La vittima designata
🧩Le avventure di Jack Reacher (07)
🖋️ Lee Child
🔍 Xavier Francis Quinn è un nome che Reacher non ha mai cancellato: un criminale intelligente, crudele, capace di uccidere una collega che stava per incastrarlo. Dieci anni dopo, il passato torna a bussare. Reacher collabora con l’FBI e affianca Susan Duffy, agente determinata e lucida, in una missione che sembra semplice solo in apparenza: infiltrarsi in una rete di trafficanti per ritrovare un’agente sotto copertura scomparsa da settimane. Ma i segnali sono chiari fin dall’inizio: dietro l’organizzazione c’è Quinn, e la missione smette di essere un’operazione federale per diventare qualcosa di molto più intimo.

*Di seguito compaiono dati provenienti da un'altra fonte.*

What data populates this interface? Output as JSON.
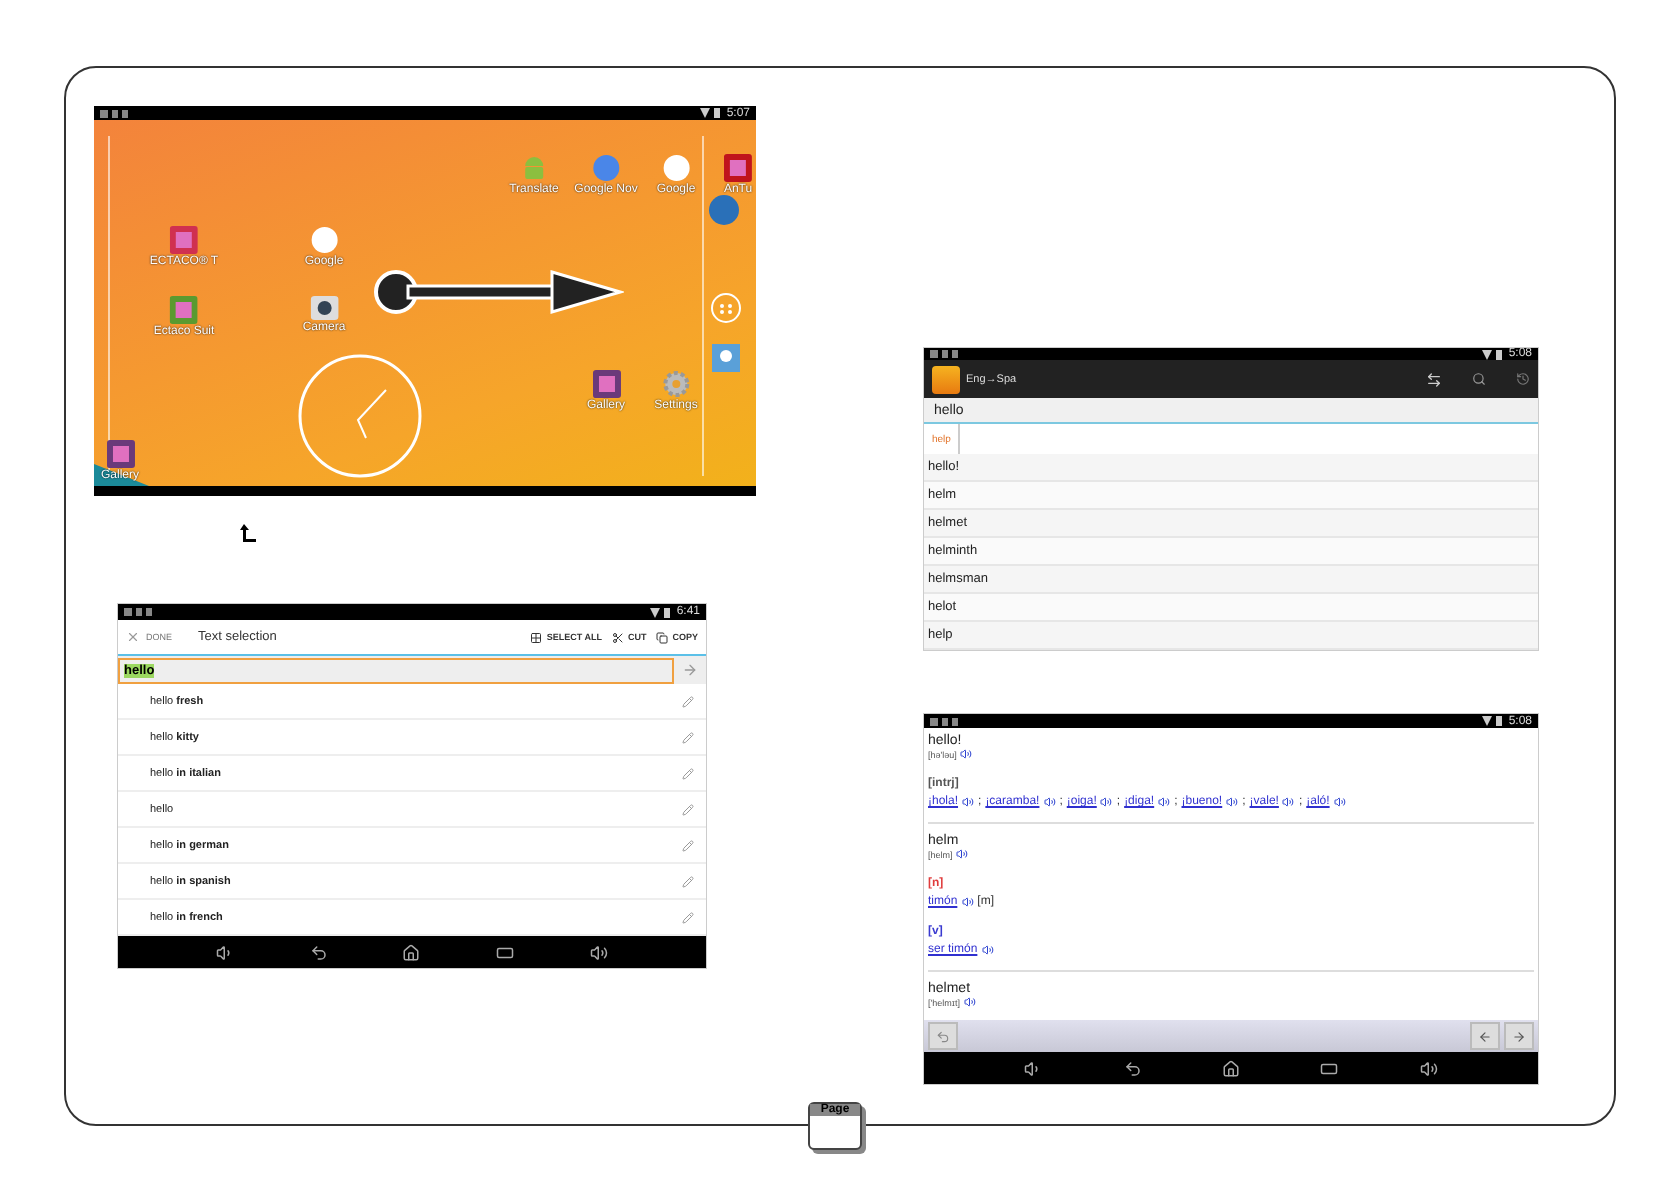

Child costruisce un intreccio che alterna tensione operativa e ossessioni personali. L’indagine è un labirinto di piste sporche, contatti ambigui, alleanze che si sfaldano. Reacher si muove con la sua calma feroce, consapevole che ogni passo lo avvicina a un uomo che conosce troppo bene. Duffy, con la sua determinazione e la sua vulnerabilità, diventa una presenza che amplifica la posta in gioco: non è solo una collega, è qualcuno che crede nella giustizia tanto quanto lui.
La caccia a Quinn è un filo teso che attraversa tutto il romanzo. Non c’è solo il bisogno di fermarlo: c’è la memoria di un debito, di un torto che non ha mai smesso di bruciare. Reacher non cerca vendetta cieca, ma una forma di equilibrio che passa attraverso la verità e, se necessario, attraverso lo scontro diretto. E quando la missione si stringe, quando la copertura rischia di saltare e la vita dell’agente scomparsa diventa un conto alla rovescia, Reacher sceglie la strada più pericolosa: affrontare Quinn sul suo stesso terreno.
La vittima designata è un thriller che unisce ritmo, tensione e un sottotesto emotivo che emerge proprio nei momenti più duri. Reacher rimane fedele a ciò che lo definisce: solitario, lucido, capace di andare fino in fondo quando la giustizia non basta più.